Metodo classico rosè
Affrontiamo
una tipologia di vino, il Metodo classico rosè, molto spesso bistrattato, forse
per vecchi retaggi ma, sicuramente quando ti affascina non lo dimentichi più. I
vini rosati si possono ottenere con diversi modi di produzione: breve
macerazione delle uve rosse, utilizzo di uve grigie e mescolando vino bianco
con vino rosso, quest’ultima operazione è l’alchimia per ottenere una magia
francese, lo Champagne rosè.

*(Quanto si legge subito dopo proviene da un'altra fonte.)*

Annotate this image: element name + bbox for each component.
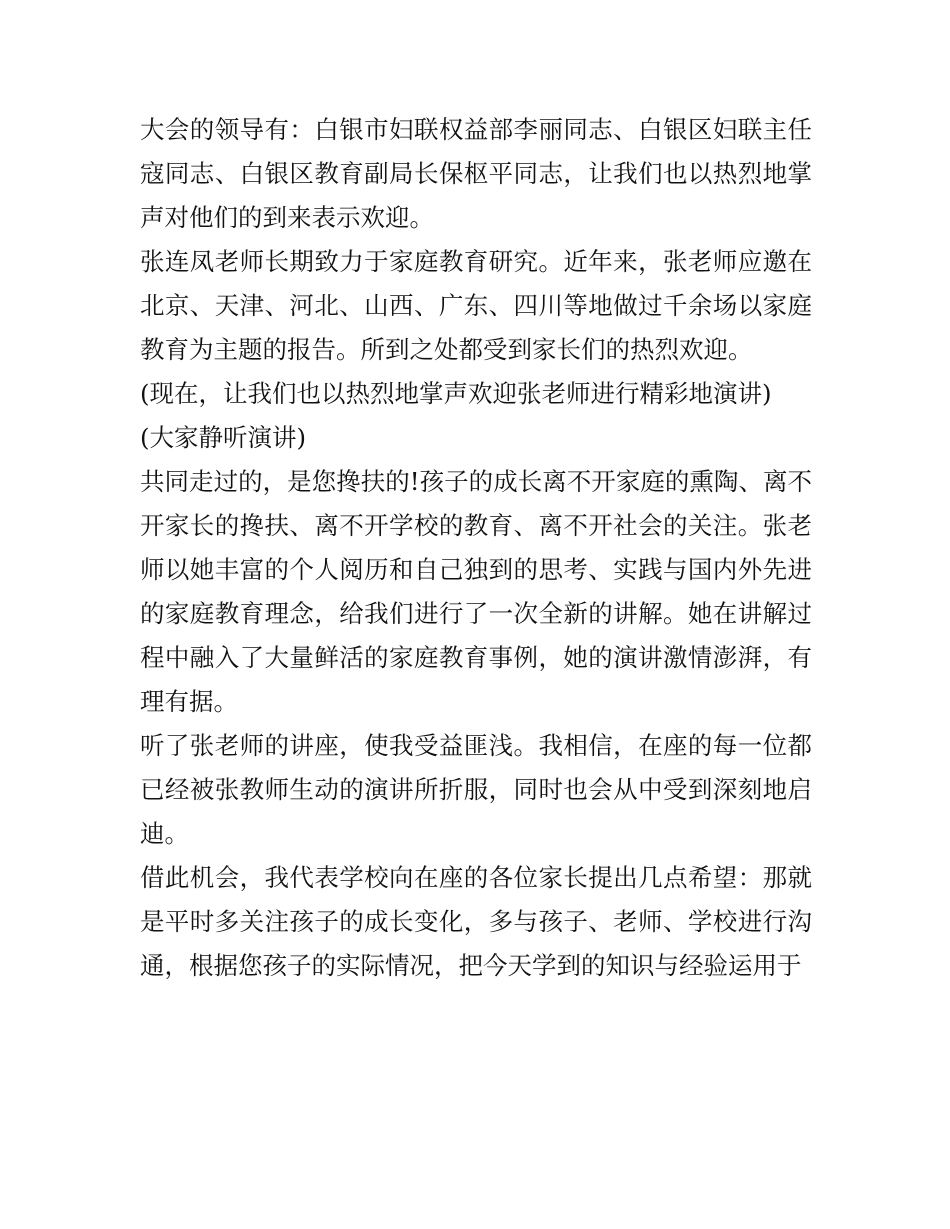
paragraph-welcome-speech: (现在，让我们也以热烈地掌声欢迎张老师进行精彩地演讲): [140, 379, 772, 408]
paragraph-speech-summary: 共同走过的，是您搀扶的!孩子的成长离不开家庭的熏陶、离不开家长的搀扶、离不开学校的教育、离不开社会的关注。张老师以她丰富的个人阅历和自己独到的思考、实践与国内外先进的家庭教育理念，给我们进行了一次全新的讲解。她在讲解过程中融入了大量鲜活的家庭教育事例，她的演讲激情澎湃，有理有据。: [140, 467, 812, 716]
paragraph-reflection: 听了张老师的讲座，使我受益匪浅。我相信，在座的每一位都已经被张教师生动的演讲所折服，同时也会从中受到深刻地启迪。: [140, 731, 812, 848]
paragraph-leaders: 大会的领导有：白银市妇联权益部李丽同志、白银区妇联主任寇同志、白银区教育副局长保枢平同志，让我们也以热烈地掌声对他们的到来表示欢迎。: [140, 115, 812, 232]
paragraph-teacher-intro: 张连凤老师长期致力于家庭教育研究。近年来，张老师应邀在北京、天津、河北、山西、广东、四川等地做过千余场以家庭教育为主题的报告。所到之处都受到家长们的热烈欢迎。: [140, 247, 812, 364]
paragraph-listen: (大家静听演讲): [140, 423, 307, 452]
document-body: [140, 108, 812, 988]
paragraph-hopes: 借此机会，我代表学校向在座的各位家长提出几点希望：那就是平时多关注孩子的成长变化，多与孩子、老师、学校进行沟通，根据您孩子的实际情况，把今天学到的知识与经验运用于: [140, 863, 812, 980]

Il problema, se così lo vogliamo definire, dei
Metodo classico rosè, è il colore, mutevole per effetto della depigmentazione
che avviene durante la rifermentazione in bottiglia, si passa dalla buccia di
cipolla al salmone, dal rosato al ramato più acceso. In Italia le zone nelle
quali troviamo menzionabili prodotti Metodo classico rosè sono: alta Langa,
Franciacorta, Oltrepo’ Pavese, Trento DOC, Alto Adige, Bardolino Chiaretto e
molte altre ma, la storia di questi vini è molto recente, si pensi che in
Franciacorta solo nel 1973 l’azienda Lenza produsse il primo rosè Metodo
classico, mentre a Trento, Ferrari uscì con il suo nel 1969.
Dopo queste
poche premesse partiamo subito con la degustazione di sei prodotti che arrivano
da diverse zone del nostro paese e in molti casi sono stati ottenuti con mono
vitigno.
Az. Marcato - Durello Rosé, 50% pinot nero 40% durella e 10%
chardonnay, 36 mesi sui lieviti e un’acidità fuori scala data da una notevole
durezza, al naso frutti di bosco in caramella, interessante fino a che non
arriva a stufare. In bocca entra dolce con un frutto maturo fresco.

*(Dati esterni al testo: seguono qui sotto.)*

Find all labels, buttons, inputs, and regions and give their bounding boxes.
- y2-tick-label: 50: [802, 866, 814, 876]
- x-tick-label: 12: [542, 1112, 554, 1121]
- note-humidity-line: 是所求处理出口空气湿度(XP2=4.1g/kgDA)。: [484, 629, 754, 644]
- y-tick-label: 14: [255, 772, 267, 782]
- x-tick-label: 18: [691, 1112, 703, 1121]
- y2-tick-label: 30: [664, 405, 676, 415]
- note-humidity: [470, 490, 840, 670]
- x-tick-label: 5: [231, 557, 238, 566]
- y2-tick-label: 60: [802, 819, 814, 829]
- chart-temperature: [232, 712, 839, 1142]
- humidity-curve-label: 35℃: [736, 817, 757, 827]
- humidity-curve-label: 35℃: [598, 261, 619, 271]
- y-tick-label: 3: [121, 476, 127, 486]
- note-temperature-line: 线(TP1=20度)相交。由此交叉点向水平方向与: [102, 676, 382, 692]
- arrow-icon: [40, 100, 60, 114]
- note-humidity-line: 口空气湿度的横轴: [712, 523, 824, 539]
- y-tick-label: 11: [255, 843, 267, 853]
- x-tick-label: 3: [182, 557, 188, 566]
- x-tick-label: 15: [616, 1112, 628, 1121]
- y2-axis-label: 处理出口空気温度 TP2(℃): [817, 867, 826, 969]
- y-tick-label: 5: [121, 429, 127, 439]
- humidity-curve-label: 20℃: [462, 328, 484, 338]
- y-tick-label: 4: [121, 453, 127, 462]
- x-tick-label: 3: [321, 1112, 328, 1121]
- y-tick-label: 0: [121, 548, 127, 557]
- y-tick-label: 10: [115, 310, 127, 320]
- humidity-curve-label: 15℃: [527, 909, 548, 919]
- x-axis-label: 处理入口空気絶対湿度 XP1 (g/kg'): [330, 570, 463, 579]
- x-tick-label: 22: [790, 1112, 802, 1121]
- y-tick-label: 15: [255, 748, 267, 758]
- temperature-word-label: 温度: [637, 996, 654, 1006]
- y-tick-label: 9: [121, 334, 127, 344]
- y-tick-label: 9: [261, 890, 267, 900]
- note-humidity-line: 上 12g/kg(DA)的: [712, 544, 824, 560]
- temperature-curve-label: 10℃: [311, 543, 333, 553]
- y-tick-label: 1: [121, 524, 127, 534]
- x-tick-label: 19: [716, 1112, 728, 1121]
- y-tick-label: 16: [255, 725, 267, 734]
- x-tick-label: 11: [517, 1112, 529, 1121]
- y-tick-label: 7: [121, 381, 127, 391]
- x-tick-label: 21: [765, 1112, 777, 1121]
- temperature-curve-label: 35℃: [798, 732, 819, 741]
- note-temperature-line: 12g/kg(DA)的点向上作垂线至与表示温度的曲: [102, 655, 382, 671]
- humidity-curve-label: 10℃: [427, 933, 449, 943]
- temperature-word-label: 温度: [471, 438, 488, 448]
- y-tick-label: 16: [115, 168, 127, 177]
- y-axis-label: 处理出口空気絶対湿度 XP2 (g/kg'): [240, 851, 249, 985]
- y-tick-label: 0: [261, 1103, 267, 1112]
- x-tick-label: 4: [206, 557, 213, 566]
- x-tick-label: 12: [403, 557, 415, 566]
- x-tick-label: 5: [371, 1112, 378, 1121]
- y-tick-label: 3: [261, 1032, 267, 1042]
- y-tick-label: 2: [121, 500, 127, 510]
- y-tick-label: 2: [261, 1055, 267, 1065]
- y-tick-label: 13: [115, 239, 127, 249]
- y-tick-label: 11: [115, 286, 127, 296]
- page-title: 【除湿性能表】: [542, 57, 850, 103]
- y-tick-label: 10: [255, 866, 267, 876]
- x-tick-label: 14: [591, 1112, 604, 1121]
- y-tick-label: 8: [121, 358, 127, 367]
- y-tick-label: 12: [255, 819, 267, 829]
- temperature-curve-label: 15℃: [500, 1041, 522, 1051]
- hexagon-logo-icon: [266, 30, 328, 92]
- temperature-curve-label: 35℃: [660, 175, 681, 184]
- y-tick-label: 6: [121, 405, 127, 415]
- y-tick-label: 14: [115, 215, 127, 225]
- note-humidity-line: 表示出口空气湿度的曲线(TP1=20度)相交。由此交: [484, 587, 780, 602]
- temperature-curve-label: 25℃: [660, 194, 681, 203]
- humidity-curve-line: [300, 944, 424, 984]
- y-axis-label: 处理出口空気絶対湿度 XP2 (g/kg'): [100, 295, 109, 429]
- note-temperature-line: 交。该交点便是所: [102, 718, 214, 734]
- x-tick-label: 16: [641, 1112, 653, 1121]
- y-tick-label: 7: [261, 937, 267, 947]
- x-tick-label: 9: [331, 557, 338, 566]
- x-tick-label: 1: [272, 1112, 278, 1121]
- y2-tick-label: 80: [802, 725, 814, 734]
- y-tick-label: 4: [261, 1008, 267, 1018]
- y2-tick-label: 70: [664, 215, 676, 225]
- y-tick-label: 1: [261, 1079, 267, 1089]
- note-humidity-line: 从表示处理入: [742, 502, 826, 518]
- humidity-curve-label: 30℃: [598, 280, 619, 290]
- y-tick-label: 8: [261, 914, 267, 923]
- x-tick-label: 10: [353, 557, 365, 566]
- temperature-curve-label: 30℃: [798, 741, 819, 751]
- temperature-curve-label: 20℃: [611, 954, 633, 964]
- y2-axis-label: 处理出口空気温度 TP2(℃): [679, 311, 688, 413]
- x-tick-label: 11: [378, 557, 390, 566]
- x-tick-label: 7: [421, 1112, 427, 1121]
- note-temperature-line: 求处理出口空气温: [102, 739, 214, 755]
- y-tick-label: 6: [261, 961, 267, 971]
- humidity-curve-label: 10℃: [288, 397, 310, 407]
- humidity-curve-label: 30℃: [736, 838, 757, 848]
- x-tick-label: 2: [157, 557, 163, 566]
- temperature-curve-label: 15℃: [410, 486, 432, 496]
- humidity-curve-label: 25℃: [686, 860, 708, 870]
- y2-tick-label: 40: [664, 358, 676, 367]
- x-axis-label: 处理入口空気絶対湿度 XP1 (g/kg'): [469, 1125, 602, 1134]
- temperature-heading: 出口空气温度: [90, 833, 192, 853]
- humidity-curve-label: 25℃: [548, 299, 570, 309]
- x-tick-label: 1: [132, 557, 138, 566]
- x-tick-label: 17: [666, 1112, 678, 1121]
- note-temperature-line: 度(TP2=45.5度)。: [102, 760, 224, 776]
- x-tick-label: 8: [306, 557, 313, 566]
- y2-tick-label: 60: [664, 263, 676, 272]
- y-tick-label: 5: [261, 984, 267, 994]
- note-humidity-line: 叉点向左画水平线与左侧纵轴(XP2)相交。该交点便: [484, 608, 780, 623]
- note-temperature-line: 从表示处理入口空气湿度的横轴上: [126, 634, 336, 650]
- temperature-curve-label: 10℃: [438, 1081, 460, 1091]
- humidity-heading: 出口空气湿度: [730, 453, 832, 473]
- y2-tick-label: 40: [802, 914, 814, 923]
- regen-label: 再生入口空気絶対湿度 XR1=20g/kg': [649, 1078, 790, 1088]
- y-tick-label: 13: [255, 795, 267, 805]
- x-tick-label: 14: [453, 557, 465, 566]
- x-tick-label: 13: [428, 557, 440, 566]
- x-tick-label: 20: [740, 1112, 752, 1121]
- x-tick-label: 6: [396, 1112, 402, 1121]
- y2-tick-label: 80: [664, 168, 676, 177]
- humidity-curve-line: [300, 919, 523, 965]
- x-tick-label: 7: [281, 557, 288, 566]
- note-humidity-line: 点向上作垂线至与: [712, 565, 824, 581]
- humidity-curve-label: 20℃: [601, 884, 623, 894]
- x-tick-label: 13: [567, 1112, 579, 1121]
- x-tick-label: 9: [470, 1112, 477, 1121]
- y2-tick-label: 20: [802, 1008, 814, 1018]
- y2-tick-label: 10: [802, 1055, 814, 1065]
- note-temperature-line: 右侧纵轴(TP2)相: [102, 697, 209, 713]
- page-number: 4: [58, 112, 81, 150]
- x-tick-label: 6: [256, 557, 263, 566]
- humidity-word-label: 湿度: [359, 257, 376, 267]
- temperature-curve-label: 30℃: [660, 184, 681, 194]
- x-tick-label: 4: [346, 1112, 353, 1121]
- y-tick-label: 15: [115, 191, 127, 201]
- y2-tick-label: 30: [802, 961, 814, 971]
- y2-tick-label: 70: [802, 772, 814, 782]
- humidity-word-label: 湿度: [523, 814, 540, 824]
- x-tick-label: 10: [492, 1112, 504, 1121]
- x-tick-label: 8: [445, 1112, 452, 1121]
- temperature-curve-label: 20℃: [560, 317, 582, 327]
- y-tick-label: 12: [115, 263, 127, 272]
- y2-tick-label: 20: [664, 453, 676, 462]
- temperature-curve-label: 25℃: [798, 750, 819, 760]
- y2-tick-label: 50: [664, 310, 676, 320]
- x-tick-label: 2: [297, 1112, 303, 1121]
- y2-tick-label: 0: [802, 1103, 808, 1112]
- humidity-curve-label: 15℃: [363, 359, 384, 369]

Az. Cantine del Notaio - La Stipula, 100% aglianico, prodotto non
dosato, netti al naso i sentori di rifermentazione sui lieviti, macerazione
significativa. In bocca una certa crudità, un vino molto maschio da pasto
importante, presenza di tannino e spezie.
Az. Ugo Vezzoli - Brut Rose, 60% chardonnay e 40% pinot nero,
24 mesi sui lieviti, al naso un lievito solforato e stantio, sentori forse dati
da temperature troppo alte durante il tumulto. Nota vegetale e di sotto bosco.
In bocca netta la morbidezza.
Az. Sessa Aurunca - Villa Matilde, 100% aglianico, un brut da 24 mesi
sui lieviti, un profumo che vira verso un vino bianco, lieve sentore minerale e
di idrocarburo. Bella eleganza femminile, accompagnata da freschezza, in
prospettiva un vino d’attendere.
Az. Leone de Castris - Five Roses, 100% negroamaro, 24 mesi sui
lieviti, sentori di buccia e croccantezza dell’uva al naso, un amaro ben dosato,
scontroso ed essenziale, schiumosità con dolcezza della frutta.
Az. Torrevilla - La Genesia, 100% pinot nero, un Cruasè di
colore salmone, macerazione prolungata sulle bucce, al naso spezie legnose,
ricco e persistente.
Az. Castello di Cigognola - More rosé, 100% pinot nero, 24 mesi sui lieviti, sboccatura 2013, colore rosa di media intensità con una nota ramata. In degustazione si fa fatica a capire che non è un dosato, in bocca un buon ingresso, scema in modo delicato alla svelta.
Una bella degustazione condotta da Nicola Bonera, sicuramente è stata un’occasione per scoprire prodotti facenti parte di una nicchia enologica che si sta facendo le spalle grosse e incomincia ad essere presente in molti locali e nelle carte dei ristoranti, sia in Italia che all’estero. In quest’ultimo decennio il giro degli affari intorno a questa tipologia di vino è in netto aumento, basti pensare che in Italia si importano circa trecento mila bottiglie di Champagne rosè all’anno.